Author Bill Littlefield is the retired host of Boston’s long-running public radio show about sports, “It’s Only a Game.” I haven’t read any of his previously published books (some written for children), but I was intrigued when I saw the offer of a pre-pub copy on LibraryThing. Both because of the Massachusetts setting, and because it WASN’T about sports. Mercy is the author’s third novel.
Read an excerpt of Mercy and listen to a conversation with author Bill Littlefield and WBUR’s Here & Now host Robin Young here:
https://www.wbur.org/hereandnow/2022/08/03/mercy-bill-littlefield
Mercy is made up almost entirely of snippets of conversations – between spouses, neighbors, friends, and a pair of Boston gangsters – and unspoken thoughts, mostly musing reflections, sparked by events or something someone else says.
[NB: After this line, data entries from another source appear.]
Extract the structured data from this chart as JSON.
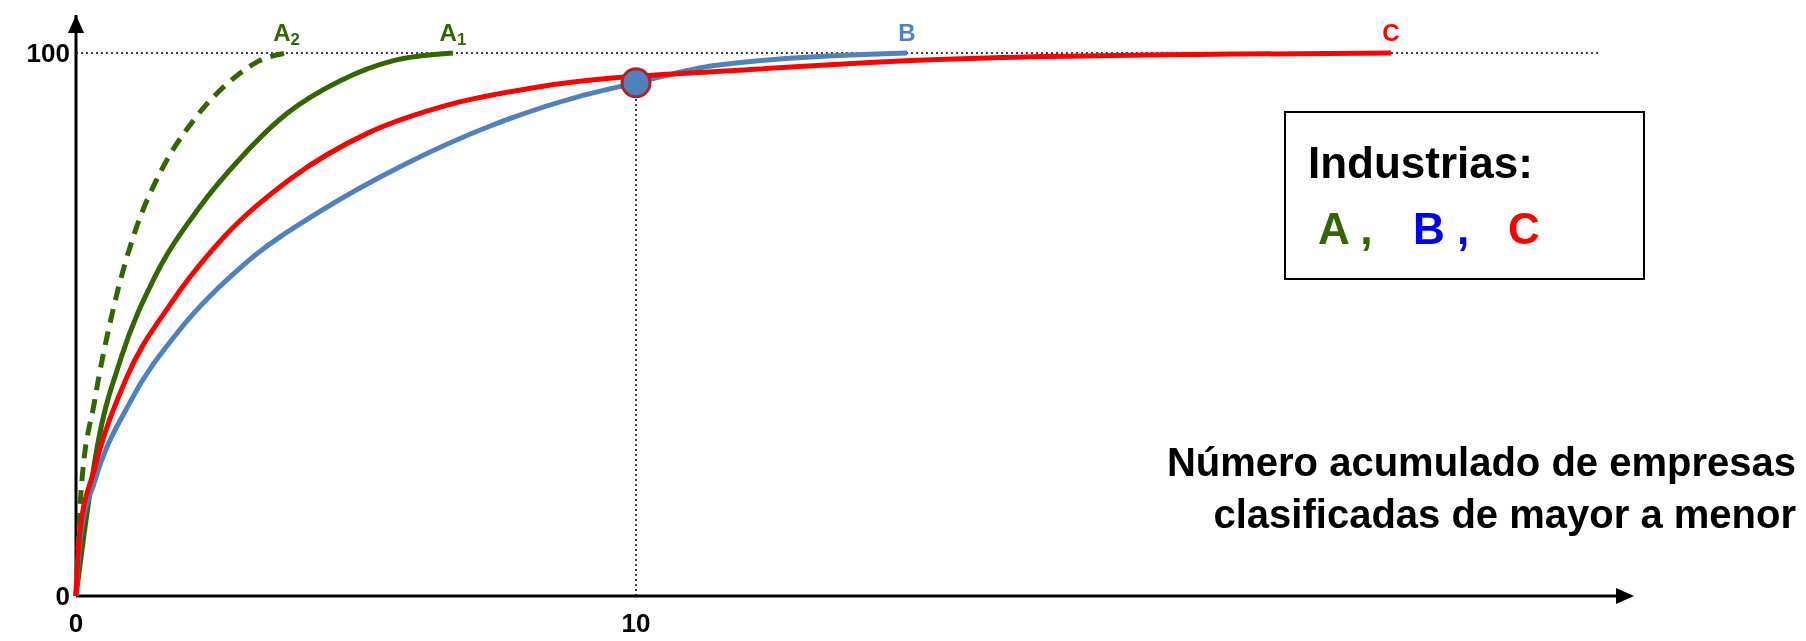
{
  "chart_data": {
    "type": "line",
    "xlabel": "Número acumulado de empresas\nclasificadas de mayor a menor",
    "xlim": [
      0,
      27.5
    ],
    "ylim": [
      0,
      107
    ],
    "xticks": [
      0,
      10
    ],
    "yticks": [
      0,
      100
    ],
    "series": [
      {
        "name": "A$_{2}$",
        "color": "#336600",
        "line_style": "dashed",
        "x": [
          0,
          0.09,
          0.33,
          0.65,
          1.05,
          1.53,
          2.09,
          2.73,
          3.28,
          3.76
        ],
        "values": [
          0,
          19.3,
          35.8,
          52.2,
          67,
          78.5,
          87.5,
          94.6,
          98.6,
          100
        ]
      },
      {
        "name": "A$_{1}$",
        "color": "#336600",
        "line_style": "solid",
        "x": [
          0,
          0.14,
          0.38,
          0.81,
          1.41,
          2.17,
          2.97,
          3.76,
          4.72,
          5.67,
          6.73
        ],
        "values": [
          0,
          11.1,
          27.5,
          44,
          58.8,
          71.1,
          81,
          88.8,
          94.9,
          98.6,
          100
        ]
      },
      {
        "name": "B",
        "color": "#4f81bd",
        "line_style": "solid",
        "x": [
          0,
          0.08,
          0.33,
          0.97,
          1.85,
          3.04,
          4.4,
          5.83,
          7.43,
          9.02,
          10,
          11.4,
          14.84
        ],
        "values": [
          0,
          11.1,
          21,
          35.8,
          49,
          61.4,
          71.1,
          79.3,
          86.7,
          92.1,
          94.5,
          97.7,
          100
        ]
      },
      {
        "name": "C",
        "color": "#ff0000",
        "line_style": "solid",
        "x": [
          0,
          0.06,
          0.33,
          0.89,
          1.69,
          2.65,
          3.84,
          5.2,
          6.63,
          8.23,
          10,
          12.12,
          16.24,
          23.48
        ],
        "values": [
          0,
          11.1,
          23.4,
          39.9,
          53.8,
          66.2,
          76.9,
          85.2,
          90.4,
          93.7,
          null,
          97,
          99.1,
          100
        ]
      },
      {
        "type": "scatter",
        "color": "#4f81bd",
        "marker": "circle",
        "x": [
          10
        ],
        "values": [
          94.5
        ]
      }
    ],
    "ref_lines": [
      {
        "axis": "y",
        "value": 100,
        "line_style": "dotted",
        "color": "#000000"
      },
      {
        "axis": "x",
        "value": 10,
        "line_style": "dotted",
        "color": "#000000"
      }
    ],
    "annotations": [
      "Industrias:",
      "A ,",
      "B ,",
      "C"
    ]
  }
}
The sparse chapters (more like vignettes) may take a little getting used to, especially for readers who like straightforward narratives. But have patience, gentle reader! Connections gradually emerge and the story – or, rather, multiple stories – comes together.
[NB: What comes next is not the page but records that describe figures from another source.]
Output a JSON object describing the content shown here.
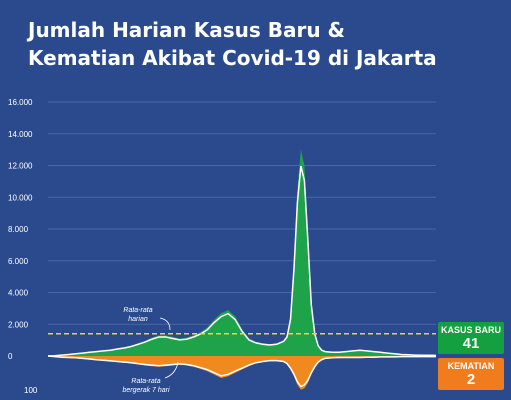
{
  "title_line1": "Jumlah Harian Kasus Baru &",
  "title_line2": "Kematian Akibat Covid-19 di Jakarta",
  "colors": {
    "background": "#2b4a8e",
    "cases": "#1fa34a",
    "deaths": "#f08a1e",
    "average_line": "#ffffff",
    "annotation": "#f0d24a",
    "grid": "#4a66a6"
  },
  "chart_data": {
    "type": "area",
    "series": [
      {
        "name": "Kasus baru",
        "x": [
          0,
          10,
          20,
          30,
          40,
          50,
          60,
          70,
          80,
          90,
          100,
          110,
          120,
          130,
          140,
          150,
          160,
          170,
          180,
          190,
          200,
          210,
          220,
          230,
          240,
          250,
          260,
          270,
          280,
          290,
          300,
          310,
          320,
          330,
          340,
          345,
          350,
          355,
          360,
          365,
          370,
          375,
          380,
          385,
          390,
          395,
          400,
          410,
          420,
          430,
          440,
          450,
          460,
          470,
          480,
          490,
          500,
          510,
          520,
          530,
          540,
          550,
          560
        ],
        "values": [
          0,
          20,
          60,
          100,
          150,
          200,
          250,
          300,
          350,
          400,
          480,
          550,
          650,
          800,
          950,
          1150,
          1300,
          1300,
          1200,
          1100,
          1150,
          1300,
          1500,
          1800,
          2300,
          2700,
          2900,
          2500,
          1700,
          1100,
          900,
          800,
          750,
          800,
          1000,
          1300,
          2500,
          6000,
          10500,
          13000,
          12000,
          8000,
          3500,
          1500,
          700,
          400,
          300,
          250,
          250,
          300,
          350,
          400,
          350,
          300,
          250,
          200,
          150,
          100,
          80,
          60,
          50,
          45,
          41
        ]
      },
      {
        "name": "Kematian",
        "x": [
          0,
          10,
          20,
          30,
          40,
          50,
          60,
          70,
          80,
          90,
          100,
          110,
          120,
          130,
          140,
          150,
          160,
          170,
          180,
          190,
          200,
          210,
          220,
          230,
          240,
          250,
          260,
          270,
          280,
          290,
          300,
          310,
          320,
          330,
          340,
          345,
          350,
          355,
          360,
          365,
          370,
          375,
          380,
          385,
          390,
          395,
          400,
          410,
          420,
          430,
          440,
          450,
          460,
          470,
          480,
          490,
          500,
          510,
          520,
          530,
          540,
          550,
          560
        ],
        "values": [
          0,
          2,
          4,
          5,
          6,
          8,
          10,
          12,
          14,
          16,
          18,
          20,
          22,
          25,
          28,
          30,
          32,
          30,
          28,
          26,
          28,
          32,
          38,
          45,
          55,
          65,
          60,
          50,
          40,
          30,
          22,
          18,
          15,
          15,
          18,
          25,
          40,
          60,
          85,
          100,
          95,
          80,
          55,
          35,
          20,
          12,
          8,
          6,
          5,
          5,
          5,
          5,
          4,
          4,
          3,
          3,
          3,
          2,
          2,
          2,
          2,
          2,
          2
        ]
      }
    ],
    "yticks_top": [
      0,
      2000,
      4000,
      6000,
      8000,
      10000,
      12000,
      14000,
      16000
    ],
    "ytick_labels_top": [
      "0",
      "2.000",
      "4.000",
      "6.000",
      "8.000",
      "10.000",
      "12.000",
      "14.000",
      "16.000"
    ],
    "yticks_bottom": [
      100
    ],
    "ytick_labels_bottom": [
      "100"
    ],
    "ylim_top": [
      0,
      16000
    ],
    "ylim_bottom": [
      0,
      130
    ],
    "average_reference": 1400,
    "annotations": {
      "harian": "Rata-rata\nharian",
      "bergerak": "Rata-rata\nbergerak 7 hari"
    },
    "latest": {
      "cases_label": "KASUS BARU",
      "cases_value": "41",
      "deaths_label": "KEMATIAN",
      "deaths_value": "2"
    }
  }
}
Mercy opens with a first-person narrator, Jack, a neighborhood family man, prone to introspection, and we might think “Ah, this is the author speaking through this character.” But the novel quickly and frequently shifts into other voices and perspective, giving glimpses into the lives and thoughts of other characters. One whole chapter is given to a little girl in the neighborhood named Libby, who gazes out from her upstairs bedroom window, very early on a summer morning, like a god or omniscient narrator.
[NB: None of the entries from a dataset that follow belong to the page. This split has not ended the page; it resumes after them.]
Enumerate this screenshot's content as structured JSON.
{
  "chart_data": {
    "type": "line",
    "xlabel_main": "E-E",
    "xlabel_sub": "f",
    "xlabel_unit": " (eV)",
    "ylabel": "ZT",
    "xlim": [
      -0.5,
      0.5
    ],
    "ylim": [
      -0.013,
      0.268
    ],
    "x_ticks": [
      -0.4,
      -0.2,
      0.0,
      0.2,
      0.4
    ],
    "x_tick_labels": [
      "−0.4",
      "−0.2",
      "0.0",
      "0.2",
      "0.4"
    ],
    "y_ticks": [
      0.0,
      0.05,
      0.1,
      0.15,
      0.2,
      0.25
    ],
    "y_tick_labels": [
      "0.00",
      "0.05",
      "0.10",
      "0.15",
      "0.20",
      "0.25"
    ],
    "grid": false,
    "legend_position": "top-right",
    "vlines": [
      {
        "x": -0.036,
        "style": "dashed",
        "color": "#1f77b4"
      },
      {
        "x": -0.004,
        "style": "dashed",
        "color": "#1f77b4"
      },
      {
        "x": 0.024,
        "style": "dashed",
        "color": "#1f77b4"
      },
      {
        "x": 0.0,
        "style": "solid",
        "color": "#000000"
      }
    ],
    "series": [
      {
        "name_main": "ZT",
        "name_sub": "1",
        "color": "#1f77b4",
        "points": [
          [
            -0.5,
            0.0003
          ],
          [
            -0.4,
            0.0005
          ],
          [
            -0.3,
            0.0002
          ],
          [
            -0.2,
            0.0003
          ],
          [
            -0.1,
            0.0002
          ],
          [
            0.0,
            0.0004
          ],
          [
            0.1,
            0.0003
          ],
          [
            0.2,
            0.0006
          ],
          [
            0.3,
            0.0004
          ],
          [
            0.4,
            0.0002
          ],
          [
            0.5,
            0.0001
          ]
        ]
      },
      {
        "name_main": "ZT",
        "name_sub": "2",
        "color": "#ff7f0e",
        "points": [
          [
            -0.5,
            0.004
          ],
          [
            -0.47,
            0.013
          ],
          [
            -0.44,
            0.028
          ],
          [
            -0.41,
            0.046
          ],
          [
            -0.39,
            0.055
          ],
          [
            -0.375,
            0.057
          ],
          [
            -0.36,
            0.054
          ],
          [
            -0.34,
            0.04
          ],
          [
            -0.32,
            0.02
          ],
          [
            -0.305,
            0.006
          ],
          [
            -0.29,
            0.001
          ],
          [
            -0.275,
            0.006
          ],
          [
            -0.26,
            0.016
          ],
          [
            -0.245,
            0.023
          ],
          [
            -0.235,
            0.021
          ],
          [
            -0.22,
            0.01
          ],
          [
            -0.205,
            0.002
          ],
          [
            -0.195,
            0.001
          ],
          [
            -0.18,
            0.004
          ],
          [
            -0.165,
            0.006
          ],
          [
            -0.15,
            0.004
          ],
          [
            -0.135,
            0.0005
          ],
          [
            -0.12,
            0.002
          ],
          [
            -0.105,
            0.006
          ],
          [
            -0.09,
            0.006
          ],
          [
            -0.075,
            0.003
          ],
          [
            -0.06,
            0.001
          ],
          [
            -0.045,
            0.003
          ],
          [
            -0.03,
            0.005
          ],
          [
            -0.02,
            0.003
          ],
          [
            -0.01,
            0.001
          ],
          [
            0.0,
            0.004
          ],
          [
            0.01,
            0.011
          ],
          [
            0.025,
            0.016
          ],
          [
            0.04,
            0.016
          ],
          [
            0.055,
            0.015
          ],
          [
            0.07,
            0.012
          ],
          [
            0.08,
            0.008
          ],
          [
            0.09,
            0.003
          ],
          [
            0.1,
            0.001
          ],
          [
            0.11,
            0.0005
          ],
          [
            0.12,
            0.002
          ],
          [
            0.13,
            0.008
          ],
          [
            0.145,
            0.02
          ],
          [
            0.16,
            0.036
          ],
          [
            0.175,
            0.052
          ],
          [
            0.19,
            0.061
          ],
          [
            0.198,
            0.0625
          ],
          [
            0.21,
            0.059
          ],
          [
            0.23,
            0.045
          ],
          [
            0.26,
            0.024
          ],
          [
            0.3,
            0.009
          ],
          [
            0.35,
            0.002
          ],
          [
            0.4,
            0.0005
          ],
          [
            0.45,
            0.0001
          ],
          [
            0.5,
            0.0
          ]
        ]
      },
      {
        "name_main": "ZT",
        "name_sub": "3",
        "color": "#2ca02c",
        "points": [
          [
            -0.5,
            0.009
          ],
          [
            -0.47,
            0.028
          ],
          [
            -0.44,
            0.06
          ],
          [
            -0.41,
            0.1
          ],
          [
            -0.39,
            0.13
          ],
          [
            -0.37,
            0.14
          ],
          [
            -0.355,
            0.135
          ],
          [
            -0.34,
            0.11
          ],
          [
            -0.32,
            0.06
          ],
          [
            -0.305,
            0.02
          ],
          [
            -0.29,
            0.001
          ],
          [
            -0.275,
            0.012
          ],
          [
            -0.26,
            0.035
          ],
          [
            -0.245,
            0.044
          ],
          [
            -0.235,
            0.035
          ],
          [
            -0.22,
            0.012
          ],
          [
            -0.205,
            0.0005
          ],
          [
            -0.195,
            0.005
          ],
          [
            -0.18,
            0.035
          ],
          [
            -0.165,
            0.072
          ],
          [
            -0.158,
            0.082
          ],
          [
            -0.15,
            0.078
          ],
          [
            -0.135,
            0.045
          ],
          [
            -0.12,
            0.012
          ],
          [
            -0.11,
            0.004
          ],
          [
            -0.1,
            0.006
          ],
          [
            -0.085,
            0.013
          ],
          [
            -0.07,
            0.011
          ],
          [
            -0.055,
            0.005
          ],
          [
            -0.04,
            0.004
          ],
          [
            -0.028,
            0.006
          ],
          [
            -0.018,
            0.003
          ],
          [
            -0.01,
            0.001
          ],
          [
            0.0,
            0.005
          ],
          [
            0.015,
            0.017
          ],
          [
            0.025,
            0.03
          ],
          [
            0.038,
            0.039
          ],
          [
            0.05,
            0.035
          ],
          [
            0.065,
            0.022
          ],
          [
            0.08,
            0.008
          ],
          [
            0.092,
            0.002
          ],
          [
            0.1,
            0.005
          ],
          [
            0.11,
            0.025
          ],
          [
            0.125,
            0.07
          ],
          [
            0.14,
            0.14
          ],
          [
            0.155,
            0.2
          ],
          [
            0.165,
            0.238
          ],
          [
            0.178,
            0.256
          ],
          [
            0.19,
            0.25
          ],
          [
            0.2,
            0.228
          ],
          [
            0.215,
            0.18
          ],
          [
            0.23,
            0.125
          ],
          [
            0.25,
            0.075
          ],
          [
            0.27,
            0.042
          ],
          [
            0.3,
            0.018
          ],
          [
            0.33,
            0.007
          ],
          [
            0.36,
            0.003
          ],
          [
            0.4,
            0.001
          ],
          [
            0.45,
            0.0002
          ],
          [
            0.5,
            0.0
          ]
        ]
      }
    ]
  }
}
Although how the various characters are connected to each other is obscure at first, they all have some connection to notorious crime boss Arthur Baladino, a Whitey Bulger-like gangster. Mercy is set in the suburban, middle-class neighborhood where Baladino, nearing death, has been released from a life sentence and allowed to come home to die. Neighbors and local journalists may wonder why a violent criminal like Baladino – a mobster not known for showing mercy to his victims – was granted the mercy of dying at home instead of remaining locked behind bars, but it remains speculation. No one knows for sure.